A few valuable lessons we learned in the past two plus years is the importance of keeping the client engaged, making sure that we follow up with tasks and timelines to get progress reports and set milestones up front. This holds true with every project but working with a college that has content controlled almost completely by faculty is tough. Faculty have a goal of teaching and doing research, the Web is not in their daily mindset. We now sit down with all content contributors to learn and understand their ability, resources and engagement as they relate to the Web and make sure they have the appropriate time allocated to work on Web content.

Overall the site launched without a hitch. We are still cleaning up a few redirects we missed but they are minor and easy to resolve. Initial student reaction has been good. Since it is between semesters we don't have a huge sample to pull from but we expect to follow up in the next few weeks to get opinions and reactions.
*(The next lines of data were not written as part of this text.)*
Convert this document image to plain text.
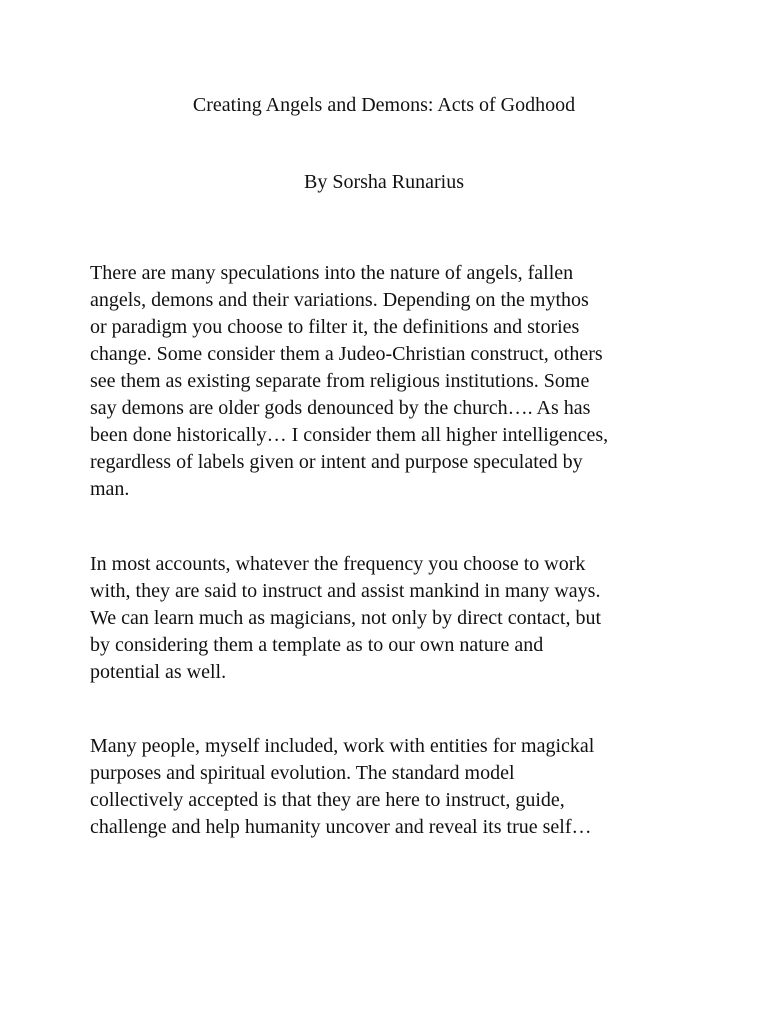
Creating Angels and Demons: Acts of Godhood

By Sorsha Runarius

There are many speculations into the nature of angels, fallen
angels, demons and their variations. Depending on the mythos
or paradigm you choose to filter it, the definitions and stories
change. Some consider them a Judeo-Christian construct, others
see them as existing separate from religious institutions. Some
say demons are older gods denounced by the church…. As has
been done historically… I consider them all higher intelligences,
regardless of labels given or intent and purpose speculated by
man.

In most accounts, whatever the frequency you choose to work
with, they are said to instruct and assist mankind in many ways.
We can learn much as magicians, not only by direct contact, but
by considering them a template as to our own nature and
potential as well.

Many people, myself included, work with entities for magickal
purposes and spiritual evolution. The standard model
collectively accepted is that they are here to instruct, guide,
challenge and help humanity uncover and reveal its true self…
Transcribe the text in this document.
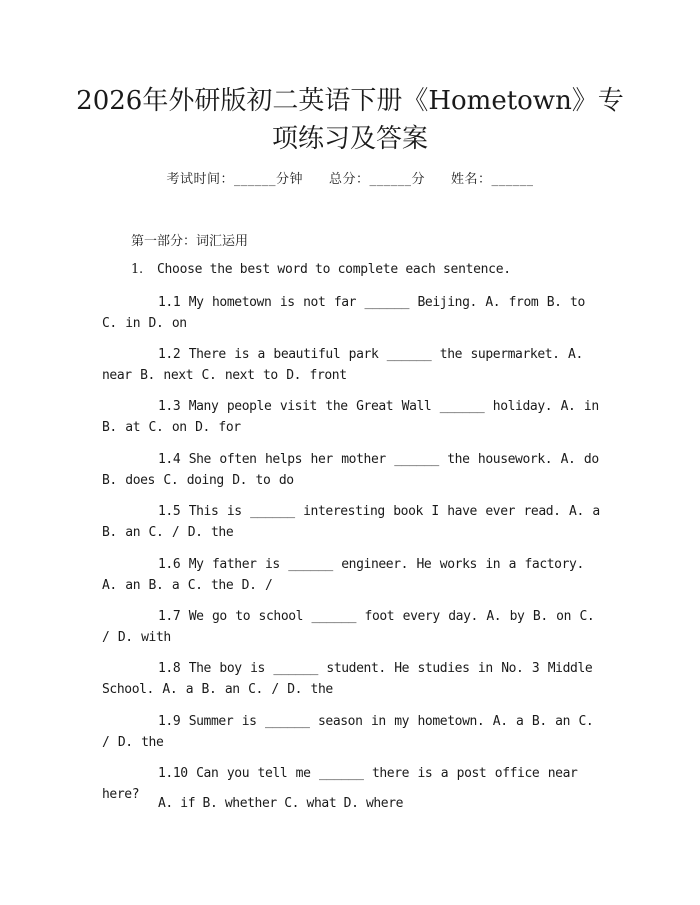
2026年外研版初二英语下册《Hometown》专
项练习及答案
考试时间：______分钟 总分：______分 姓名：______
第一部分：词汇运用
1. Choose the best word to complete each sentence.
1.1 My hometown is not far ______ Beijing. A. from B. to C. in D. on
1.2 There is a beautiful park ______ the supermarket. A. near B. next C. next to D. front
1.3 Many people visit the Great Wall ______ holiday. A. in B. at C. on D. for
1.4 She often helps her mother ______ the housework. A. do B. does C. doing D. to do
1.5 This is ______ interesting book I have ever read. A. a B. an C. / D. the
1.6 My father is ______ engineer. He works in a factory. A. an B. a C. the D. /
1.7 We go to school ______ foot every day. A. by B. on C. / D. with
1.8 The boy is ______ student. He studies in No. 3 Middle School. A. a B. an C. / D. the
1.9 Summer is ______ season in my hometown. A. a B. an C. / D. the
1.10 Can you tell me ______ there is a post office near here?
A. if B. whether C. what D. where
View the new College of Education website at: http://coe.wayne.edu/ (opens new window)


# Addition

I just wanted to add one addition. We get questions often about the use of templates and how we configure them in our CMS. Above is a shot of the whiteboard while we were figuring out the strategy for each area within the College of Education website. As you can see the whole site is done with five main templates. There are a few variations within the child page content area to pull in profiles and program lists. But essentially we can create all variations from these five templates.